Bringt Samsung schon 2020 sein erstes Smartphone mit „Wunderakku“?

Der Entwicklungsfortschritt bei Smartphones ist enorm, vor allem in den Bereichen Performance, Bildschirm und Kamera. Ein kleines Stück vom Kuchen bildet allerdings eine Ausnahme, und zwar der Akku. Man forscht zwar hinter den Kulissen auch auf diesem Gebiet, doch einen richtigen Sprung nach vorne gab es bislang nicht. Stattdessen arbeiten auch in 2019 noch alle Handys mit einem Lithium-Ionen-Akku. Selbst die bestehenden Schnellladetechnologoien sind nur ein kleiner Sprung, denn Experten raten von einer regelmäßigen Nutzung ab, um den Akku nicht frühzeitig altern zu lassen. Nun könnte jedoch schon 2020 die Wende kommen, denn dann möchte Samsung mit großer Wahrscheinlichkeit ein erstes Smartphone auf den Markt bringen, das mit einem Graphen-Akku ausgestattet ist. Im Vergleich zur aktuellen Technik (Silizium) bringt das neue Material entscheidende Vorteile mit. Die Information stammt übrigens vom Journalist Evan Blass, der für seine wahrheitsgemäßen Leaks bekannt ist.
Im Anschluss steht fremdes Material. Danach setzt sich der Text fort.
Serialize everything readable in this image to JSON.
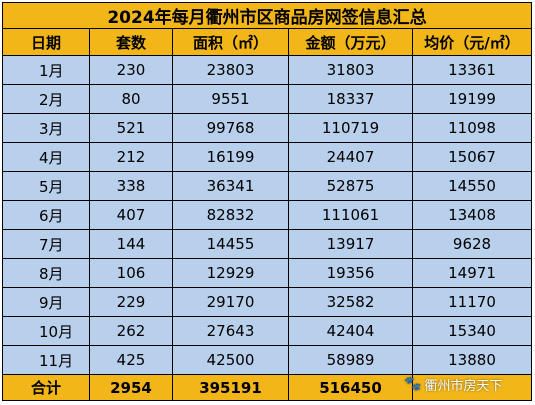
{
  "title": "2024年每月衢州市区商品房网签信息汇总",
  "headers": [
    "日期",
    "套数",
    "面积（㎡）",
    "金额（万元）",
    "均价（元/㎡）"
  ],
  "rows": [
    [
      "1月",
      "230",
      "23803",
      "31803",
      "13361"
    ],
    [
      "2月",
      "80",
      "9551",
      "18337",
      "19199"
    ],
    [
      "3月",
      "521",
      "99768",
      "110719",
      "11098"
    ],
    [
      "4月",
      "212",
      "16199",
      "24407",
      "15067"
    ],
    [
      "5月",
      "338",
      "36341",
      "52875",
      "14550"
    ],
    [
      "6月",
      "407",
      "82832",
      "111061",
      "13408"
    ],
    [
      "7月",
      "144",
      "14455",
      "13917",
      "9628"
    ],
    [
      "8月",
      "106",
      "12929",
      "19356",
      "14971"
    ],
    [
      "9月",
      "229",
      "29170",
      "32582",
      "11170"
    ],
    [
      "10月",
      "262",
      "27643",
      "42404",
      "15340"
    ],
    [
      "11月",
      "425",
      "42500",
      "58989",
      "13880"
    ]
  ],
  "total": [
    "合计",
    "2954",
    "395191",
    "516450",
    ""
  ],
  "watermark": {
    "icon": "paw-icon",
    "text": "衢州市房天下"
  },
  "colors": {
    "header_bg": "#f2b618",
    "body_bg": "#b8d0ec",
    "border": "#000000"
  }
}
Es gibt auch schon eine Vorgeschichte

Der Wechsel zu Graphen ist nicht neu. Schon 2017 haben die Koreaner öffentlich mitgeteilt, dass man unter dem Codenamen „Graphene Ball“ an einer neuen Akku-Technologie arbeite. Damals sagte man auch, dass sich ein herkömmlicher Akku in nur 12 Minuten aufladen lassen würde. Solchen Zahlen sollte man nicht blind vertrauen, doch dafür gibt es an den zwei Einflussfaktoren keine Zweifel: Energie lässt sich 140-mal schneller übertragen, und Graphen leitet im Vergleich zu Kupfer wesentlich effizienter (hundertfach). Außerdem handelt es sich um ein hochstabiles Material, das konstant auf ca. 60 Grad gehalten werden könnte. Eine Eigenschaft, die die Türen für weitere Einsatzbereiche – wie elektrische Fahrzeuge – öffnet.

Deutlich schnelleres Laden dank Graphen

Der Leak verrät, dass sich ein Akku mit Graphen in nur einer halben Stunde aufladen lässt. Ein Fortschritt, denn bei Lithium-Ionen-Akkus dauert es im Normalfall deutlich länger. Über die Kapazitätsverbesserungen gibt bislang noch keine Informationen, allerdings sprach Samsung 2017 von einer 45 Prozent höheren Ladungsdichte. Auch dies wäre ein wichtiger Schritt nach vorne.

2020 angepeilt, jedoch nicht fix

Der Wechsel von Silizium zu Graphen wäre eine echte Revolution. Allerdings möchte der koreanische Konzern auch nichts überstürzen, denn beim Einsatz für die breite Masse sind Probleme oder Brandgefahren fehl am Platz. Des Weiteren arbeitet man momentan nicht nur an der Ausmerzung letzter Hindernisse, sondern auch die Kosten für die Hersteller müssen gesenkt und die Kapazität weiter erhöht werden. Bekommt Samsung all dies in den nächsten Monaten gelöst, dann wäre 2020 ein erreichbares Ziel. Wenn nicht, dann wäre auch eine Verschiebung auf 2021 denkbar. Sicher gilt übrigens auch, dass das erste Gerät kein Flaggschiff wird, sondern die Mittelklasse (A-Serie) den Vorzug erhält.